# studying; i still don't understand how to calculate this-binomial distribution

• October 24th 2007, 02:29 PM
beetz
studying; i still don't understand how to calculate this-binomial distribution
P(X< 3 n=15, successes=.4)
• October 24th 2007, 03:02 PM
Plato
Quote:

Originally Posted by beetz
i still don't understand how to calculate this-binomial distribution: P(X< 3 n=15, successes=.4)

Think of a string of letters 15 places long.
“FFFFFFFFFFFFFFF” that would be a string of 15 failures and can happen in only with probability $(0.6)^{15}$. That is because P(success) $=0.4$ while P(failure) $={1-(0.4)}=0.6$.

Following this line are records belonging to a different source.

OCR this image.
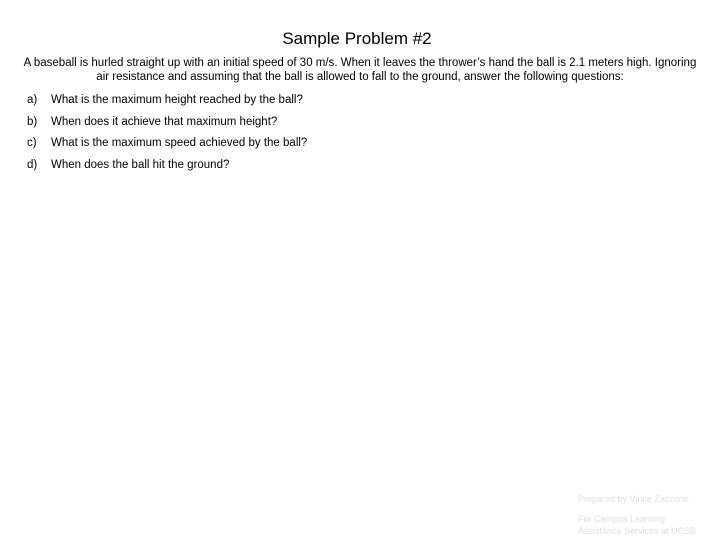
Sample Problem #2
A baseball is hurled straight up with an initial speed of 30 m/s. When it leaves the thrower’s hand the ball is 2.1 meters high. Ignoring air resistance and assuming that the ball is allowed to fall to the ground, answer the following questions:
a)	What is the maximum height reached by the ball?
b)	When does it achieve that maximum height?
c)	What is the maximum speed achieved by the ball?
d)	When does the ball hit the ground?
Prepared by Vince Zaccone
For Campus Learning
Assistance Services at UCSB
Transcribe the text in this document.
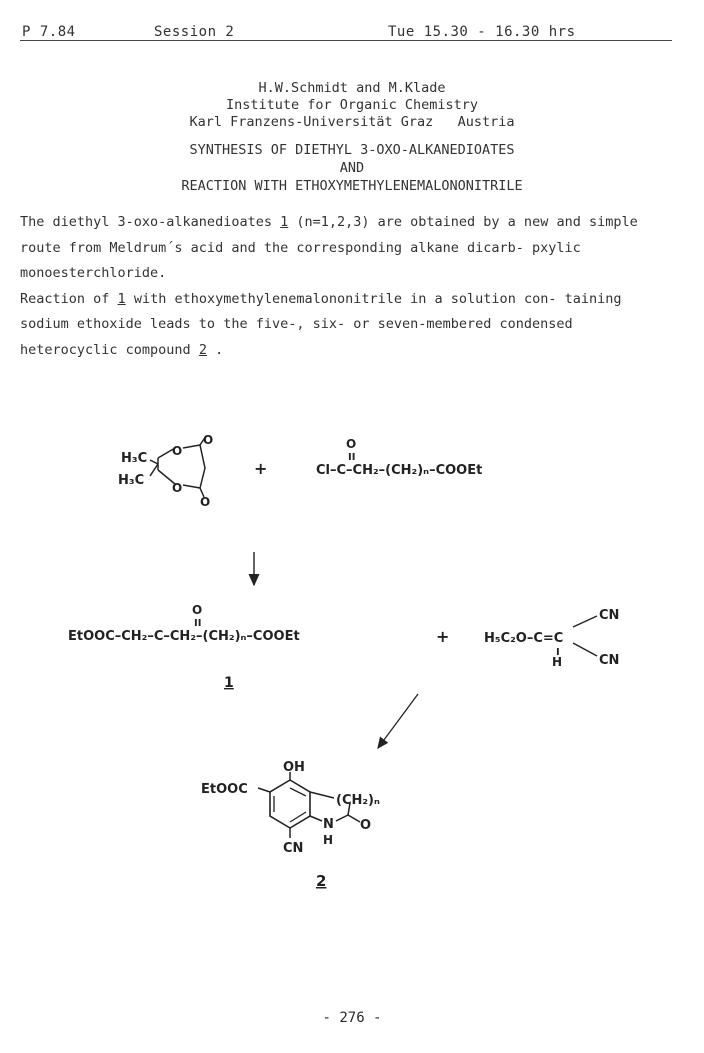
P 7.84	Session 2	Tue 15.30 - 16.30 hrs
H.W.Schmidt and M.Klade
Institute for Organic Chemistry
Karl Franzens-Universität Graz   Austria
SYNTHESIS OF DIETHYL 3-OXO-ALKANEDIOATES
AND
REACTION WITH ETHOXYMETHYLENEMALONONITRILE

The diethyl 3-oxo-alkanedioates 1 (n=1,2,3) are obtained by a new and simple route from Meldrum´s acid and the corresponding alkane dicarb- pxylic monoesterchloride.

Reaction of 1 with ethoxymethylenemalononitrile in a solution con- taining sodium ethoxide leads to the five-, six- or seven-membered condensed heterocyclic compound 2 .

H₃C
H₃C
O
O
O
O
+
O
II
Cl–C–CH₂–(CH₂)ₙ–COOEt
O
II
EtOOC–CH₂–C–CH₂–(CH₂)ₙ–COOEt
1
+
CN
H₅C₂O–C=C
I
H	CN
OH
EtOOC
(CH₂)ₙ
N O
H
CN
2
- 276 -
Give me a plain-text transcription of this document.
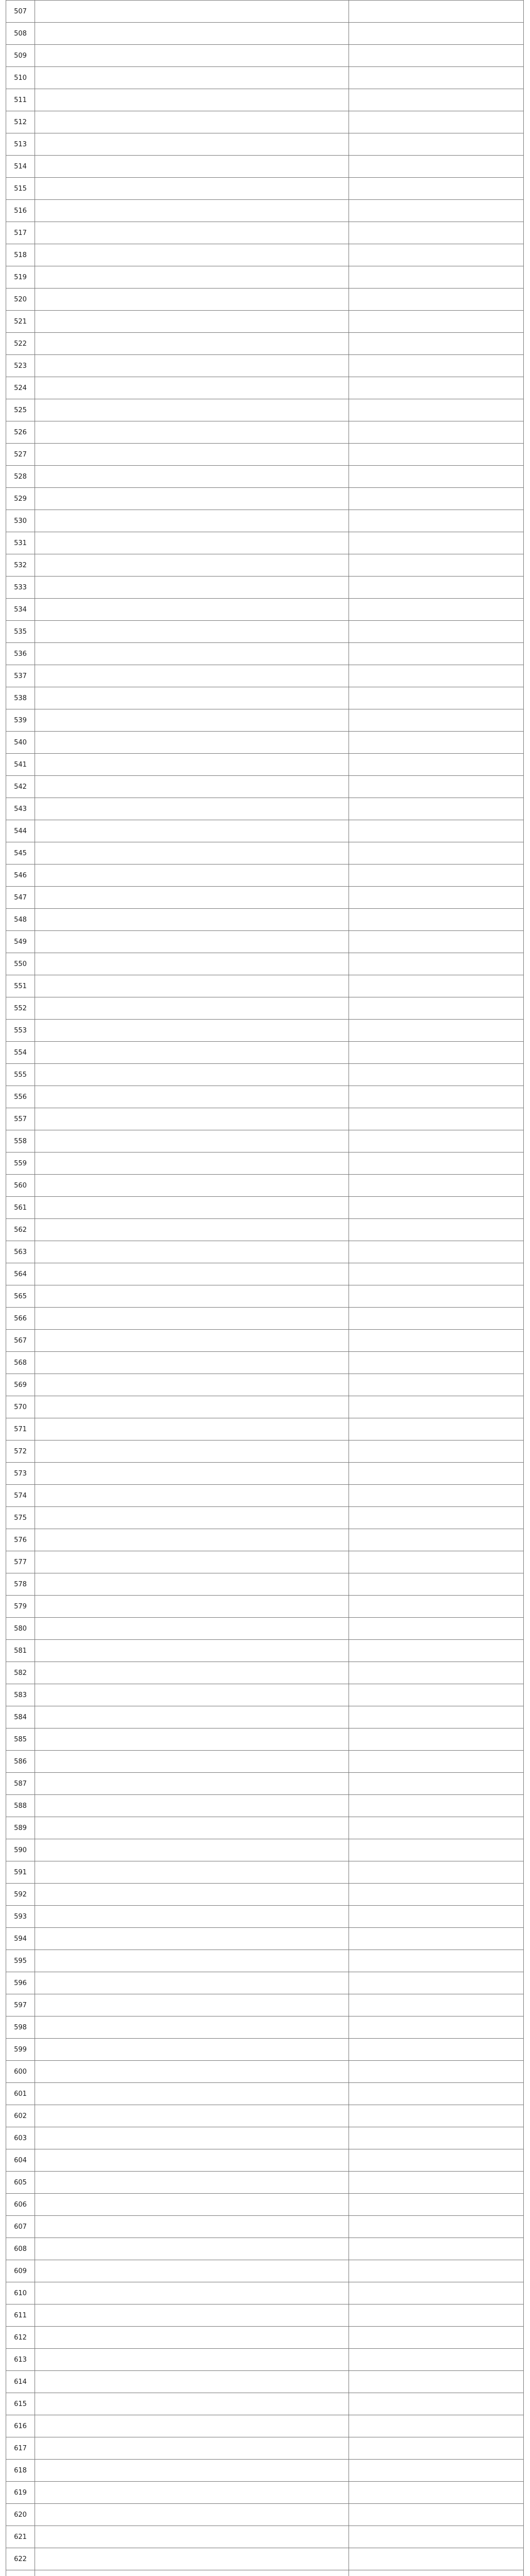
507		
508		
509		
510		
511		
512		
513		
514		
515		
516		
517		
518		
519		
520		
521		
522		
523		
524		
525		
526		
527		
528		
529		
530		
531		
532		
533		
534		
535		
536		
537		
538		
539		
540		
541		
542		
543		
544		
545		
546		
547		
548		
549		
550		
551		
552		
553		
554		
555		
556		
557		
558		
559		
560		
561		
562		
563		
564		
565		
566		
567		
568		
569		
570		
571		
572		
573		
574		
575		
576		
577		
578		
579		
580		
581		
582		
583		
584		
585		
586		
587		
588		
589		
590		
591		
592		
593		
594		
595		
596		
597		
598		
599		
600		
601		
602		
603		
604		
605		
606		
607		
608		
609		
610		
611		
612		
613		
614		
615		
616		
617		
618		
619		
620		
621		
622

“SFFFFFFFFFFFFFF” that would be a string of 14 failures and one success. It can happen in 15 ways (S can be in 15 places). $P(X = 1) = 15\left( {.04} \right)\left( {0.6} \right)^{14}$.

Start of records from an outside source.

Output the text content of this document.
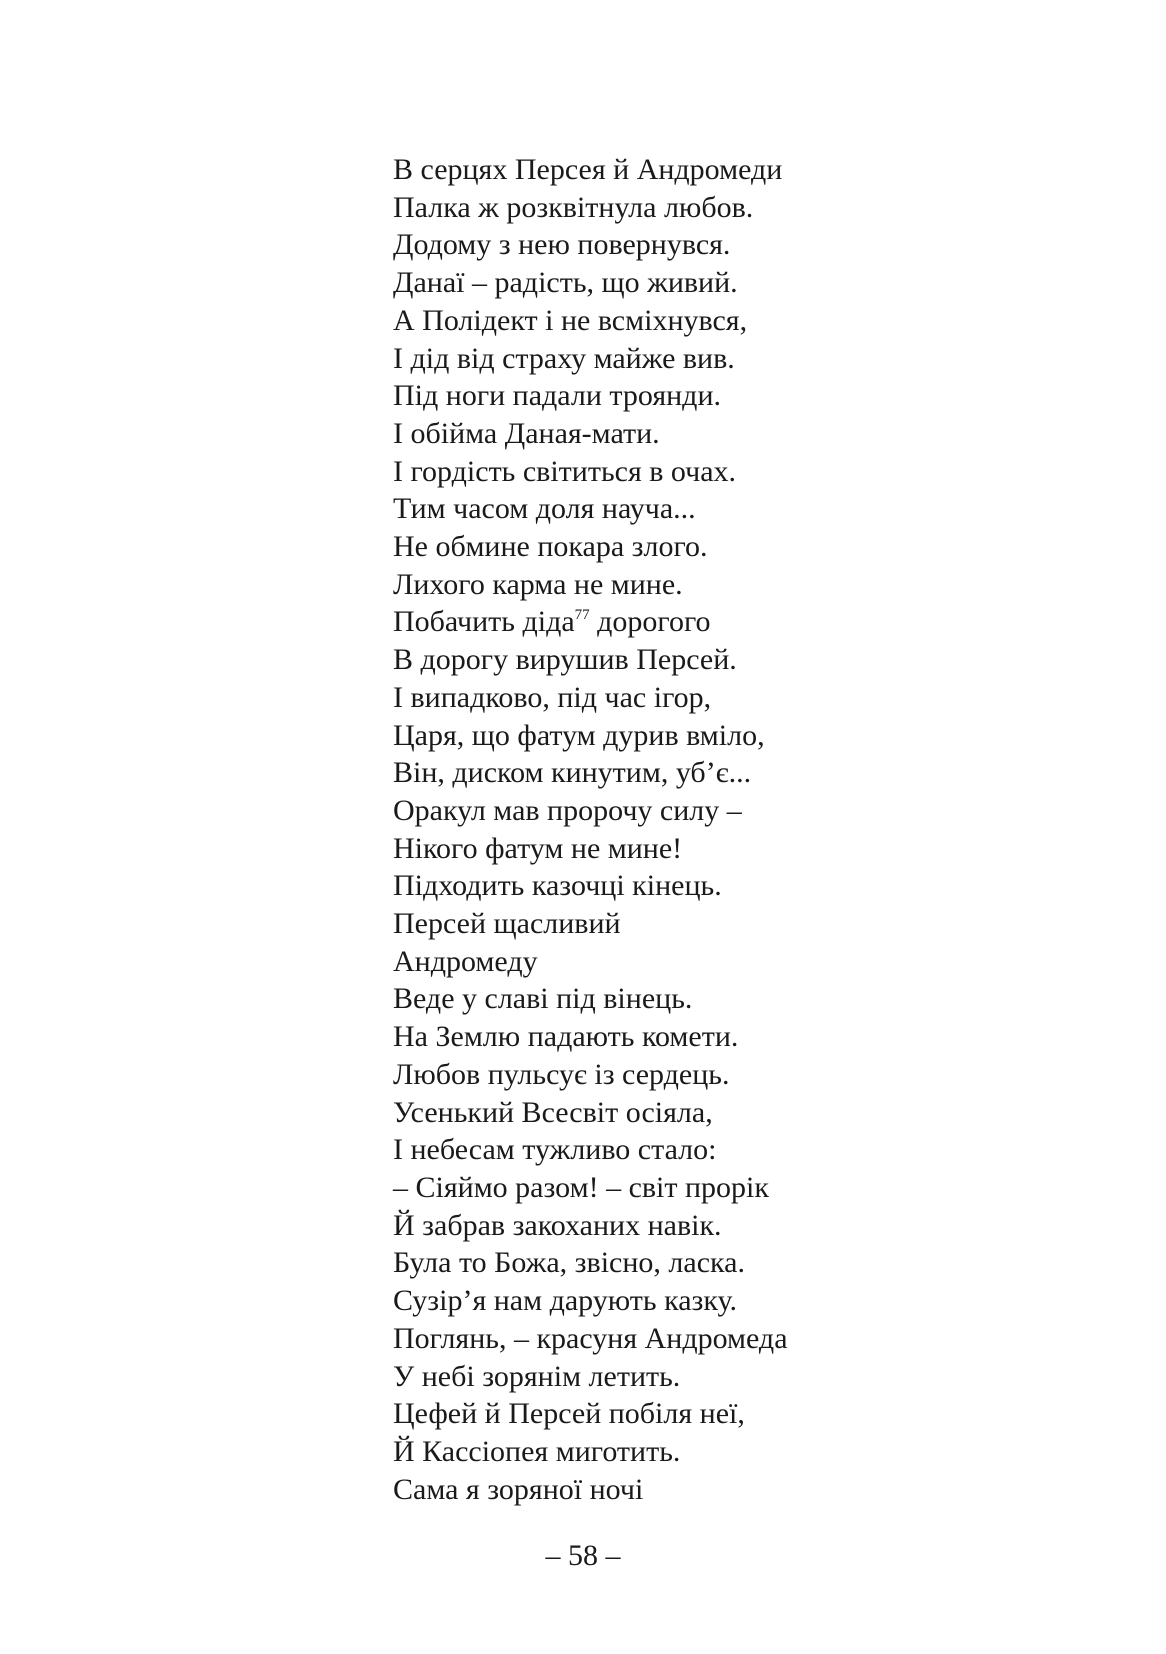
В серцях Персея й Андромеди
Палка ж розквітнула любов.
Додому з нею повернувся.
Данаї – радість, що живий.
А Полідект і не всміхнувся,
І дід від страху майже вив.
Під ноги падали троянди.
І обійма Даная-мати.
І гордість світиться в очах.
Тим часом доля науча...
Не обмине покара злого.
Лихого карма не мине.
Побачить діда$^{77}$ дорогого
В дорогу вирушив Персей.
І випадково, під час ігор,
Царя, що фатум дурив вміло,
Він, диском кинутим, уб’є...
Оракул мав пророчу силу –
Нікого фатум не мине!
Підходить казочці кінець.
Персей щасливий
Андромеду
Веде у славі під вінець.
На Землю падають комети.
Любов пульсує із сердець.
Усенький Всесвіт осіяла,
І небесам тужливо стало:
– Сіяймо разом! – світ прорік
Й забрав закоханих навік.
Була то Божа, звісно, ласка.
Сузір’я нам дарують казку.
Поглянь, – красуня Андромеда
У небі зорянім летить.
Цефей й Персей побіля неї,
Й Кассіопея миготить.
Сама я зоряної ночі
– 58 –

“SSFFFFFFFFFFFFF” that would be a string of 13 failures and two successes. It can happen in combination of 15 taken 2 at a time ways. $P(X = 2) = {{15} \choose 2}\left( {.04} \right)^2 \left( {0.6} \right)^{13}$

$P(X < 3) = P(X = 0) + P(X = 1) + P(X = 2)$
• October 24th 2007, 03:12 PM
beetz
hmmm...
so, 0 + .0047 + 105 ( 15*14/2)* (.4)^2(.6)^13
--- 0 + .0047 + .0219= .0266

doesn't seem right....did i calculate wrong?

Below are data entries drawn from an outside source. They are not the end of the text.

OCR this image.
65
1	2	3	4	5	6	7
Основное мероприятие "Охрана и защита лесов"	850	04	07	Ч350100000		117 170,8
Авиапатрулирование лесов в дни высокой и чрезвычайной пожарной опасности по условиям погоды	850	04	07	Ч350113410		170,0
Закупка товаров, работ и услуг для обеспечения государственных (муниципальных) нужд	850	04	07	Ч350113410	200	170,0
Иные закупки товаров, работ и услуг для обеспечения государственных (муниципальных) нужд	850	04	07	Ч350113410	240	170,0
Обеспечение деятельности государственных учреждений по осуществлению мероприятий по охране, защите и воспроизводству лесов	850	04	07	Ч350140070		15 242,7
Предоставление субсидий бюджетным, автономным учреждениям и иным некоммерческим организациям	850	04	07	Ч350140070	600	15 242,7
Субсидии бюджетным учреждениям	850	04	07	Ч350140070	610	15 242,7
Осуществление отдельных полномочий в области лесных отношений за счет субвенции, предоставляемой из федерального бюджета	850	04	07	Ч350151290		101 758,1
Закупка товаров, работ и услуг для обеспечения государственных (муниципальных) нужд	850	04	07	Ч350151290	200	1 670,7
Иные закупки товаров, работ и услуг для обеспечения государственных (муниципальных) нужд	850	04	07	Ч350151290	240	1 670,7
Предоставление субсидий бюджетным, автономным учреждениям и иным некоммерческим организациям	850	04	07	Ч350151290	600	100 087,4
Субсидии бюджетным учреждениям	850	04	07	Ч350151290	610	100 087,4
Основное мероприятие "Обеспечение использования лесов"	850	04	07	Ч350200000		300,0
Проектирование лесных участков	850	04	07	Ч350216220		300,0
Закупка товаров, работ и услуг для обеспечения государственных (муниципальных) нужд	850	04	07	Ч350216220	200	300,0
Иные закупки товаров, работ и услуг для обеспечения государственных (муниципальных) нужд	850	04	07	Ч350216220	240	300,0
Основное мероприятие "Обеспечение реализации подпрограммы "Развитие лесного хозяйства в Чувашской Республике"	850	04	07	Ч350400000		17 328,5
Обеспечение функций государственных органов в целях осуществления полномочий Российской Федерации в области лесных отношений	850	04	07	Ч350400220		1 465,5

do you know how to do this on a ti using the binom. functions?

thanks.
• October 24th 2007, 03:44 PM
Plato
That is correct. I get 0.027114000777216
• October 24th 2007, 04:08 PM
beetz
oh, ok. sweeeeeeet.

thanks for you help. i greatly appreciate it! :]
• October 24th 2007, 04:13 PM
beetz
now, if the problem were, say, less than 10, it would be the same concept, but for x=2, 15/2 (.4)^2 (.6)^13 and x=3 15/3 (.4)^3(.6)^11 etc. all the way to x=9?